Bądźmy jak najbardziej – w rękach Bożych!

B
Szczęść Boże! Kochani, coś mi się wydaje, że słabnie Wasza aktywność na blogu. Jakoś mniej komentarzy, Waszych wspaniałych refleksji. Już nawet nie pamiętam, kiedy to ostatnio – na przykład – czytaliśmy jakieś słówko od Domownika…
     Zapraszam zatem do dzielenia się przemyśleniami – to nasze wspólne bogactwo! Możemy się w ten sposób nawzajem obdarowywać! Szczególnie gorąco zachęcam tych, którzy się jeszcze nie wypowiadali – aby się odważyli!
           Gaudium et spes!  Ks. Jacek

Wspomnienie
Św. Scholastyki, Dziewicy,
do
czytań: 1 Krl 8,1–7.9–13; Mk 6,53–56
CZYTANIE
Z PIERWSZEJ KSIĘGI KRÓLEWSKIEJ:
Salomon
zwołał starszyznę Izraela, wszystkich naczelników pokoleń,
przywódców rodów Izraelitów, aby zgromadzili się przy królu
Salomonie w Jerozolimie na przeniesienie Arki Przymierza Pana z
Miasta Dawidowego, czyli z Syjonu. Zebrali się więc u króla
Salomona wszyscy Izraelici w miesiącu Etanim, na Święto Namiotów
przypadające w siódmym miesiącu. Kiedy przyszła cała starszyzna
Izraela, kapłani wzięli Arkę i przenieśli Arkę Pana, Namiot
Spotkania i wszystkie święte sprzęty, jakie były w namiocie.

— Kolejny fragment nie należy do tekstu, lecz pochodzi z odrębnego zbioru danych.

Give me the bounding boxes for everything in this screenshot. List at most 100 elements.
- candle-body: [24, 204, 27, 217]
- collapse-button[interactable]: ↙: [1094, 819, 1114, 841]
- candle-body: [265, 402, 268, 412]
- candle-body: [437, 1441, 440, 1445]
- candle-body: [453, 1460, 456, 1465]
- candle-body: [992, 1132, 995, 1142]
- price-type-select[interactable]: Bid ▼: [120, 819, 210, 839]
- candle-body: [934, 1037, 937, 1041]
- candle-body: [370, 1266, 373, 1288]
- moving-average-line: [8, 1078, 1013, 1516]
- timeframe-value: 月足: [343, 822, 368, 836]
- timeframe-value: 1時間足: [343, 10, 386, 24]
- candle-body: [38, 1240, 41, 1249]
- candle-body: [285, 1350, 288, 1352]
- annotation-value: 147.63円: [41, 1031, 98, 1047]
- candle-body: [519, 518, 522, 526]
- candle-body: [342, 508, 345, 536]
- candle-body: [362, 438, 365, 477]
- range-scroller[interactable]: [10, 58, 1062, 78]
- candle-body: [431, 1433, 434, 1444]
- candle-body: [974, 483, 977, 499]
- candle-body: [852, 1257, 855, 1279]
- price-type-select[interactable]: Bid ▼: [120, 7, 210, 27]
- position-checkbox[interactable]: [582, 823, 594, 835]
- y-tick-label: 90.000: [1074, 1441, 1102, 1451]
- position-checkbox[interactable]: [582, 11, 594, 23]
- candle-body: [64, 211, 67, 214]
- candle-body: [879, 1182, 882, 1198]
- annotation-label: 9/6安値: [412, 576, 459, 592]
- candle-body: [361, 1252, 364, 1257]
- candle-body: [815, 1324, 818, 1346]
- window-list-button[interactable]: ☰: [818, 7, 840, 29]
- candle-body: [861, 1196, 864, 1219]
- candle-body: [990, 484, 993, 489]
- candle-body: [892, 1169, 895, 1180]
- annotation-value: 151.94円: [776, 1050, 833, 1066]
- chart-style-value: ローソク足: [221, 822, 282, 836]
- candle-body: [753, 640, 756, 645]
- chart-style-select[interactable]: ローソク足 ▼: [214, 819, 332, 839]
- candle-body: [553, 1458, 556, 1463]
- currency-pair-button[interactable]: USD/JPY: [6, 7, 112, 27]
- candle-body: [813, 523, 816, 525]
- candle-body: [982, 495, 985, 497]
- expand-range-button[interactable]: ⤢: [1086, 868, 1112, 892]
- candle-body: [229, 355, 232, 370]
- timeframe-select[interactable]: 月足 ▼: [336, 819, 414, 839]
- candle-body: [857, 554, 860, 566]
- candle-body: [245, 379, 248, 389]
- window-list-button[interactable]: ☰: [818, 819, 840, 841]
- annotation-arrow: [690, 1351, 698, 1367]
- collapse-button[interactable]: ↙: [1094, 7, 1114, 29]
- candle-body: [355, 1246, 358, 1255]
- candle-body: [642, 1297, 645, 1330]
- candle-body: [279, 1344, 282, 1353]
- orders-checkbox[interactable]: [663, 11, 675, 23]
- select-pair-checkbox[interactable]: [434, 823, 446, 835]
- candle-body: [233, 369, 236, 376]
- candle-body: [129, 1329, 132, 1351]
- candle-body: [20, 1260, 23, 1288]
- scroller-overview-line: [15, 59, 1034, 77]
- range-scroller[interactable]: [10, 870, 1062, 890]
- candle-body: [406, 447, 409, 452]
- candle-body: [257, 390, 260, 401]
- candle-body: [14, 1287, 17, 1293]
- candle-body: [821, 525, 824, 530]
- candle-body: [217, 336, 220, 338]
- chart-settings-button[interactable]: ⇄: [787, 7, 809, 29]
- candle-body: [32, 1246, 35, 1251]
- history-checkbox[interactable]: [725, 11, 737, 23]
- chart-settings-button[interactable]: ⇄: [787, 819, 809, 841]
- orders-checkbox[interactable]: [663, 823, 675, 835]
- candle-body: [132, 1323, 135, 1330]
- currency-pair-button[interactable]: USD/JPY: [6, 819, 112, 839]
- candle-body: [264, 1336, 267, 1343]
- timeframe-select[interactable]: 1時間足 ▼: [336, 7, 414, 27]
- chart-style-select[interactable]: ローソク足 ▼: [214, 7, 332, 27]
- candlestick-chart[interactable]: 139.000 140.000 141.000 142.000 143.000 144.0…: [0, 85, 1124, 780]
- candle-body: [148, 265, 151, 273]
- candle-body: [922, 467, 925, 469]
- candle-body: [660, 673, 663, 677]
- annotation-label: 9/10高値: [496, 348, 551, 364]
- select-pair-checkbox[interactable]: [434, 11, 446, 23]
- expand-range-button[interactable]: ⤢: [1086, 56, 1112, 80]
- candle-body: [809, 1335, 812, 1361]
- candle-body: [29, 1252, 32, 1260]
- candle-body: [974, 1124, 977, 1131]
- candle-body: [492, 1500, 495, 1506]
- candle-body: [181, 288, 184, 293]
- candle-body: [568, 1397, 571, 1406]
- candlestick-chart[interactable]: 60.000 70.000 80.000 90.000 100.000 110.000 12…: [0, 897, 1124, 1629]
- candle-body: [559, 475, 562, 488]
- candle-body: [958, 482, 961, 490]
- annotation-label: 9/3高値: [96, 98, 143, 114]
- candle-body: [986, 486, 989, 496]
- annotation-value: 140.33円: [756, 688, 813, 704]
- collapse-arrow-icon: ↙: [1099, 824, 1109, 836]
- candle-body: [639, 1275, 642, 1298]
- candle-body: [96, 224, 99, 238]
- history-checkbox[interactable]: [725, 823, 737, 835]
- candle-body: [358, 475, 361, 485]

Przenieśli je kapłani oraz lewici.
A
król Salomon i cała społeczność Izraela zgromadzona przy nim
przed Arką składali wraz z nim na ofiarę owce i woły, których
nie rachowano i nie obliczono z powodu wielkiej liczby. Następnie
kapłani wprowadzili Arkę Przymierza Pana na jej miejsce do
sanktuarium świątyni, do Miejsca Najświętszego, pod skrzydła
cherubów, gdyż cheruby miały tak rozpostarte skrzydła nad
miejscem Arki, że okrywały Arkę i jej drążki z wierzchu. W Arce
nie było nic, oprócz dwóch kamiennych tablic, które Mojżesz tam
złożył pod Horebem, gdy Pan zawarł przymierze z Izraelitami w
czasie ich wyjścia z ziemi egipskiej.
A
kiedy kapłani wyszli z Miejsca Świętego, obłok wypełnił dom
Pana. Kapłani nie mogli pozostać i pełnić swej służby z powodu
tego obłoku, bo chwała Pana napełniła dom Pański.
Wtedy
przemówił Salomon: „Pan powiedział, że będzie mieszkał w
chmurze. Już zbudowałem Ci dom na mieszkanie, miejsce przebywania
Twego na wieki”.
SŁOWA
EWANGELII WEDŁUG ŚWIĘTEGO MARKA:
Gdy
Jezus i uczniowie Jego się przeprawili, przypłynęli do ziemi
Genezaret i przybili do brzegu.
Skoro
wysiedli z łodzi, zaraz Go poznano. Ludzie biegali po całej owej
okolicy i zaczęli znosić na noszach chorych tam, gdzie, jak
słyszeli, przebywa. I gdziekolwiek wchodził do wsi, do miast czy do
osad, kładli chorych na otwartych miejscach i prosili Go, żeby choć
frędzli u Jego płaszcza mogli się dotknąć. A wszyscy, którzy
się Go dotknęli, odzyskiwali zdrowie.
Patronka dnia
dzisiejszego pochodziła z Nursji, gdzie urodziła się w roku
480.
Była bliźniaczą siostrą Świętego Benedykta – i to
nie tylko gdy idzie o fakt urodzenia, ale także w tym wymiarze
duchowym, bo naśladowała go w jego pobożności i w jego
aktywności duchowej
tak, że kiedy Benedykt tworzył swój
zakon, ona w pobliżu tworzyła podobny żeński.
Rodzeństwo
stale wspierało się nawzajem w życiu i w tej zbożnej pracy, a jak
to wyglądało w praktyce, to opisuje nam Święty Papież Grzegorz
Wielki w swoich „Dialogach”. Czytając ten tekst lub go
słuchając, warto zwrócić uwagę na dostojeństwo i swoistą
egzaltację średniowiecznej hagiografii, według której wszystko,
co robili opisywani ludzie, było dostojne i święte.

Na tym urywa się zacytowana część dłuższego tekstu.